ROCHESTER — Festivalgoers said the event is like a family reunion.
But arrests in the northeast area of Rochester continue to cast a dark cloud on the Puerto Rican Festival held earlier this month.
Festival organizers and the Rochester Police Department had worked for months on a strategy to curb post-festival arrests and ultimately chose to end the three-day, 42nd-annual festival more than two hours earlier than normal on the last day, Rochester Police Chief James Sheppard said prior to the event. But the efforts still did not prevent the 28 arrests that took place in the hours after the event concluded at 7:30 p.m., Sheppard said during an Aug. 8 press conference.
The majority of the arrests were for disorderly conduct and took place along Joseph, Hudson and Portland avenues, Sheppard added, which are a mile away from the festival. Police officers also blocked off streets in those northeast neighborhoods to help ease the flow of traffic, he said. Two police cars were damaged by people throwing bottles and rocks, and no one was injured during any of the incidents, Sheppard said.
Having ridden with Sheppard throughout the area after the festival ended this year, Orlando Ortiz, festival board president, said that the celebrations seemed a lot calmer than in past years.
"We want to be proud of our heritage and celebrate with our flags," Ortiz remarked. "But bottle throwing takes it to a whole new level. … It’s unfortunate for us to have to be dealing with these things."
Sheppard said that he did not know if any of the people arrested had attended the festival. He noted that the police are dealing with two separate issues — the festival itself and the people who are engaging in negative post-festival activities, and the two are not necessarily connected.
"All three days here at the festival site, we had no problems," Sheppard remarked.
That has been the case for the past few years as the festival board had made security a priority at the festival site on the VIP lot of Frontier Field, Ortiz commented.

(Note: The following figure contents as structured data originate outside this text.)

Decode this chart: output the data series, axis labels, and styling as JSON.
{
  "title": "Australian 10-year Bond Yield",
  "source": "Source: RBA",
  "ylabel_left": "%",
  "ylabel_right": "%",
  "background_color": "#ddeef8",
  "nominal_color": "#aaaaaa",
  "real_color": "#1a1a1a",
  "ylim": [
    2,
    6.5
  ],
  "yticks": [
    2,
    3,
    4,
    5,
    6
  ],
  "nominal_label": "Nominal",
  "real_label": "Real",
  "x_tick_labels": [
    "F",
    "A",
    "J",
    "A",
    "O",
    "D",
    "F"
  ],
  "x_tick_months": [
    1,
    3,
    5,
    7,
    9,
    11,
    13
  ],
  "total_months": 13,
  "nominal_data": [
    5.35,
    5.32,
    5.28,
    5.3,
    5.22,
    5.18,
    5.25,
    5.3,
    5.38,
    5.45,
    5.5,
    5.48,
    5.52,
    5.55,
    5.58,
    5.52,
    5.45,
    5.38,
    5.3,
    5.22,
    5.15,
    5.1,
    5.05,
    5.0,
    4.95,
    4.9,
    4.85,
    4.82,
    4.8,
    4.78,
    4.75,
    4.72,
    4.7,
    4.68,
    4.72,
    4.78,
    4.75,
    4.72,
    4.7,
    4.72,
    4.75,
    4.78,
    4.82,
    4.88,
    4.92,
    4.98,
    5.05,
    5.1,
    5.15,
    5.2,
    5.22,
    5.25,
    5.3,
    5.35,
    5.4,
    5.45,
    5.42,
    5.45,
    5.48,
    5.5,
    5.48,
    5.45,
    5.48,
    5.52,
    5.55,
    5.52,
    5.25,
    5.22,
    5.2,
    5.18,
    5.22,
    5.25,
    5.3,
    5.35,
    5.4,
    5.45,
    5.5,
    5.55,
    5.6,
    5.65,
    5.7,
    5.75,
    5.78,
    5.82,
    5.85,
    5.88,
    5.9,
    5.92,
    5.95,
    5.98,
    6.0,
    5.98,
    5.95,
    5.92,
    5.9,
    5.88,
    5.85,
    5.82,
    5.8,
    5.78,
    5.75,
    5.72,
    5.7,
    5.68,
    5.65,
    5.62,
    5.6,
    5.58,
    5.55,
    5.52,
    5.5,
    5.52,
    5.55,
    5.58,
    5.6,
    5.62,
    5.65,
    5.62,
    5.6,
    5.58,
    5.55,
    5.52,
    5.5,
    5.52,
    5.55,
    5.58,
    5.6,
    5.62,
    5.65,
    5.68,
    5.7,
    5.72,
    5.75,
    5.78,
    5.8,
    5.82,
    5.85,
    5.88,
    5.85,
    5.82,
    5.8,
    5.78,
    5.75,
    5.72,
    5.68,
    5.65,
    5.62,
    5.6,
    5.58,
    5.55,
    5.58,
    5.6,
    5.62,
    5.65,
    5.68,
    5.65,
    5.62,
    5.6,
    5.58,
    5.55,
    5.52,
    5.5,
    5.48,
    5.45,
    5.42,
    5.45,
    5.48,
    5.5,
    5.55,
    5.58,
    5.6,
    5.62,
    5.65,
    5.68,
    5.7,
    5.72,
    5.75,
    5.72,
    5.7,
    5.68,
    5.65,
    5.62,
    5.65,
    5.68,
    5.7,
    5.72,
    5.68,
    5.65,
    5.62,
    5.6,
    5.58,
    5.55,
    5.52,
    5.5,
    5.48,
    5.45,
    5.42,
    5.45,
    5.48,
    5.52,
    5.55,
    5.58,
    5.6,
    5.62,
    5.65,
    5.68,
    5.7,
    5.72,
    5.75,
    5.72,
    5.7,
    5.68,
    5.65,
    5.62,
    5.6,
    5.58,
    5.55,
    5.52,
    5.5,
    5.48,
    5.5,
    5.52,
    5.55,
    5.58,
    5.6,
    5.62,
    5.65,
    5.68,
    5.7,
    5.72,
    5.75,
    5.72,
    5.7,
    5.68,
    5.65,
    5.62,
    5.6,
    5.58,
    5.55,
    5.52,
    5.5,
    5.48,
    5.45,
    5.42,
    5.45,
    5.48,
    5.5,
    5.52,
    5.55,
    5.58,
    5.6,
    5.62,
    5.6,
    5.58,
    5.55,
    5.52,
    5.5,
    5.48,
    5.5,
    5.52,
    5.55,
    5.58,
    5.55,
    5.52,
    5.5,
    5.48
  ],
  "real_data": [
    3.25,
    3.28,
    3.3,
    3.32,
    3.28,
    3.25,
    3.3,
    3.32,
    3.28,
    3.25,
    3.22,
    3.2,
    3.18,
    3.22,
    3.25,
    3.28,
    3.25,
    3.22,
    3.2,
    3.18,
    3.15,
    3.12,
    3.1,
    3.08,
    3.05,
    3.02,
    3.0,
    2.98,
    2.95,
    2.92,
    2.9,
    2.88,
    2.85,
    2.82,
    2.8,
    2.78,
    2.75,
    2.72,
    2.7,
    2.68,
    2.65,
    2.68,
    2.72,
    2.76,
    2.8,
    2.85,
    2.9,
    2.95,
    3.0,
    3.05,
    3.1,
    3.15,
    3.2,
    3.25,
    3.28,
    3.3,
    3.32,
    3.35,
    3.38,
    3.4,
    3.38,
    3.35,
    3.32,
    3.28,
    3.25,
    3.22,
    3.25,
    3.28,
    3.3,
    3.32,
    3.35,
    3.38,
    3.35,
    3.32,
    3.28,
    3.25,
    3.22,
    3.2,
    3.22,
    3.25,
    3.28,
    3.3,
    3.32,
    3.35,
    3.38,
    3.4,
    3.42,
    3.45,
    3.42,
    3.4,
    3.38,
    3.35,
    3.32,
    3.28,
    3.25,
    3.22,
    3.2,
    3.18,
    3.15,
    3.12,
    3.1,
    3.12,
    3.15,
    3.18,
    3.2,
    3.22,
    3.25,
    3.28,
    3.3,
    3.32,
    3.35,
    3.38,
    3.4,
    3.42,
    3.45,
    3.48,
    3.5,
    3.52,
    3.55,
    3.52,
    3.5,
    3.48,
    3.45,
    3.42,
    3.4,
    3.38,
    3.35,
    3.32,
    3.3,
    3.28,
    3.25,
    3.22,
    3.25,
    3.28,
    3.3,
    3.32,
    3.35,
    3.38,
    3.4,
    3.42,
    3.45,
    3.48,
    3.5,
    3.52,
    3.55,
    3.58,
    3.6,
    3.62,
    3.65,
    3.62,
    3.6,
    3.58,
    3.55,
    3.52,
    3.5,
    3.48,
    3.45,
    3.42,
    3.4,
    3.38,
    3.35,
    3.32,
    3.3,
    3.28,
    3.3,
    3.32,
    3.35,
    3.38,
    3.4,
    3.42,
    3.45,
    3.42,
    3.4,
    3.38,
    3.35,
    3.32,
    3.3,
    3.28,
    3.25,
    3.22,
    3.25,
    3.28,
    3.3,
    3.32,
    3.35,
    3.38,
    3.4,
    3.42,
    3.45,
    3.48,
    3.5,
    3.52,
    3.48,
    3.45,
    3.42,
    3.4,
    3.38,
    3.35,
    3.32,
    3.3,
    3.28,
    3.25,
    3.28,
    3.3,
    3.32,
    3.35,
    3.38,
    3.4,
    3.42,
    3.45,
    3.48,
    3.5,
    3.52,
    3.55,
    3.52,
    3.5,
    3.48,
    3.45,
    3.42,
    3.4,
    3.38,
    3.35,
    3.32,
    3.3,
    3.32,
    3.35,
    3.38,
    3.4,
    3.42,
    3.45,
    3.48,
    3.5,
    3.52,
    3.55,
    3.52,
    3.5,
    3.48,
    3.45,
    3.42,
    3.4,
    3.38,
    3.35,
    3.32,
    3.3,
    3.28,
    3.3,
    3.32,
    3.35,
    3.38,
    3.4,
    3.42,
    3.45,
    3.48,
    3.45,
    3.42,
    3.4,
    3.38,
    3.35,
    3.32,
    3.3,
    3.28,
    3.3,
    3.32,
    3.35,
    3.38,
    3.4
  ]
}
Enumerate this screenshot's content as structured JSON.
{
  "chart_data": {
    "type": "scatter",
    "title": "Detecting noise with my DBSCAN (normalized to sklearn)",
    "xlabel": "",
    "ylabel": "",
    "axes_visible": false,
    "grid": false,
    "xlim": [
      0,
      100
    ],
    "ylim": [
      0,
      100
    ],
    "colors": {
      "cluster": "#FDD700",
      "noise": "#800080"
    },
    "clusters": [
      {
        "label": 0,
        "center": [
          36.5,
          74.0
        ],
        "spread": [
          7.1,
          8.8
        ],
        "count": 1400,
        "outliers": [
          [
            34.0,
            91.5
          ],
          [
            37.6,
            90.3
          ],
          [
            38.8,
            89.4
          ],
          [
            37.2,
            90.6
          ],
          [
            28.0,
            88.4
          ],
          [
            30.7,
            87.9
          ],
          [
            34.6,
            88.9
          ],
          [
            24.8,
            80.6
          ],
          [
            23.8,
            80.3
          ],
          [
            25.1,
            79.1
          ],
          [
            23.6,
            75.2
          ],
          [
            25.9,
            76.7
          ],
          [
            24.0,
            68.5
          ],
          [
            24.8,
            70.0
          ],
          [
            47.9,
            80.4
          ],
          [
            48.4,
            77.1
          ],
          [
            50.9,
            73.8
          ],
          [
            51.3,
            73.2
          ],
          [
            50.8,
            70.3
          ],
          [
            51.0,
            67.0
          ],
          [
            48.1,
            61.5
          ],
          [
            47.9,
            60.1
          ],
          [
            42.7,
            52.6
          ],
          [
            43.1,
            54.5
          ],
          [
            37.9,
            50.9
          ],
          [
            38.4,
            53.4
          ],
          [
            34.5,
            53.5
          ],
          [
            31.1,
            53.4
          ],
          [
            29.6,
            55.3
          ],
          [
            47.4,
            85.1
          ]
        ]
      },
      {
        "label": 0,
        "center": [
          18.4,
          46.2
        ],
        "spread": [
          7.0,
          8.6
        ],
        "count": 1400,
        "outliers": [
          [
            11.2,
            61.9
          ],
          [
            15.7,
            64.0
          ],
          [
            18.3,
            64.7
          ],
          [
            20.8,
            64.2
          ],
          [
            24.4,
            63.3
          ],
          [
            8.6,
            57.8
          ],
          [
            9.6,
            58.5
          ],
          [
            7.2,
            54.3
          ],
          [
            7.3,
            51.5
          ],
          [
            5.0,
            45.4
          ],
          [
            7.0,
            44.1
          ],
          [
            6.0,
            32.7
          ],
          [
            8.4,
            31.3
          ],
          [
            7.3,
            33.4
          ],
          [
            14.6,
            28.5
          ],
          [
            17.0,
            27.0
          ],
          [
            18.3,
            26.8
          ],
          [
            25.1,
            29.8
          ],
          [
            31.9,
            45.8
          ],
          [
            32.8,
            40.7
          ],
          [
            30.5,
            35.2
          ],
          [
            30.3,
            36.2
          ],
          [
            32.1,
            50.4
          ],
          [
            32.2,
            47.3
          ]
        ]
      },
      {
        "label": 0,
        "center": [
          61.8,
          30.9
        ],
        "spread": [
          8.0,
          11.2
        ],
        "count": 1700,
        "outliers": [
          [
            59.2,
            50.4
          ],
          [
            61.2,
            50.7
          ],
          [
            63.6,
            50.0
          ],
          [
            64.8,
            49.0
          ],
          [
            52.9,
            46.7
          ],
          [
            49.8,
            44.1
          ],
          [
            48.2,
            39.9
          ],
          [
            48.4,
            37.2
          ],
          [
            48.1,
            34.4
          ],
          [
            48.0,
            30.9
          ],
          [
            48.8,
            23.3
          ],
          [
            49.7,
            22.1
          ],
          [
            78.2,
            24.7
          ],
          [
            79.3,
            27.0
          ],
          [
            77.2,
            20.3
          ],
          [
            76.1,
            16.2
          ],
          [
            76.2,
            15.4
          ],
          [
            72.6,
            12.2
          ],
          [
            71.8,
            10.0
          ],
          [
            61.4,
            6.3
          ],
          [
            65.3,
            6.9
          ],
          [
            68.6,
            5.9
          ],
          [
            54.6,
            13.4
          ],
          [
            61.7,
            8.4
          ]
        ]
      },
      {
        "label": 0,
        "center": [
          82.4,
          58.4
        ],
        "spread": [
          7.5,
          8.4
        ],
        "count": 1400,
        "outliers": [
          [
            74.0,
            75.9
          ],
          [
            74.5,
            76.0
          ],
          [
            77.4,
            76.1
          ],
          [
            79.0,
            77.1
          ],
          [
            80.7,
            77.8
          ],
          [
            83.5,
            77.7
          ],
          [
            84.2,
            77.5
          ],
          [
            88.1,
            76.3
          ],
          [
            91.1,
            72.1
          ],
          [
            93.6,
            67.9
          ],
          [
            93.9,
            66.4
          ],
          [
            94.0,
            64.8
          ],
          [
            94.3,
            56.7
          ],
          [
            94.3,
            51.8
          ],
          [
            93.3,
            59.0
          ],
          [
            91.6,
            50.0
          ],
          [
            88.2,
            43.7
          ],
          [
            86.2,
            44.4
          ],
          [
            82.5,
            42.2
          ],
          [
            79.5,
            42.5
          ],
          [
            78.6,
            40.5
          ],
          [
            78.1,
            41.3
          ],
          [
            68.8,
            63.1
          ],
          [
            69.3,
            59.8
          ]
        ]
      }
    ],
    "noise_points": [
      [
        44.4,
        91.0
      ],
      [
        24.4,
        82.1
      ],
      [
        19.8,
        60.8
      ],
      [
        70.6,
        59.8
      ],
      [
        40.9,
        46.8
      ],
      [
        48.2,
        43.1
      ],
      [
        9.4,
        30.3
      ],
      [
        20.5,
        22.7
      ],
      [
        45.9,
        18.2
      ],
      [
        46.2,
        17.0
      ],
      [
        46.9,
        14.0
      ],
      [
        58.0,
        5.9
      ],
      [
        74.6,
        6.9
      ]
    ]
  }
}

"We want to continue to have the Puerto Rican Festival here at Frontier Field," he added.
For the first time, Sheppard and six city police officers also marched along East Main Street to Frontier Field as part of the Puerto Rican parade — which had been revived as part of the festival several years ago to offer a safe place for people to celebrate instead of on the streets loitering away from the site.
The constant message during the parade and the festival was "celebrate with pride."
That cultural pride was evident by the people who created parade floats to represent their native Puerto Rican towns. The Suarez family even dressed as vejigantes, wearing scary masks and brightly colored robes decorated with sequins and fringe. The family wanted to show what carnival is like in their native Ponce as they danced on a flatbed truck that was part of its parade float.
The traditional festivities take place in the weeks leading up to Lent, Carlos Suarez explained.
"We wanted to bring something different to the festival," he added.
Liz Pachaco of Rochester always brings along her two aunts to watch the parade. Her family is from Yauco, Puerto Rico.
"It’s like a big family reunion," she said of the parade. "It’s like a real big party."
The Arguinzoni family represented the old guard of the festival, as they were part of the event’s origins in Brown’s Square Race, Sandra Arguinzoni said Aug. 6 as she and her parents sat in lawn chairs to the left of the main stage to take in the dance and musical performances.
Arguinzoni said that she had hoped that everyone in the community would "behave" so that the festival will live on for future generations.
"It’s something we have and can enjoy," she added. "We want our children to see it and our grandchildren. It’s important so they know our culture and our different customs."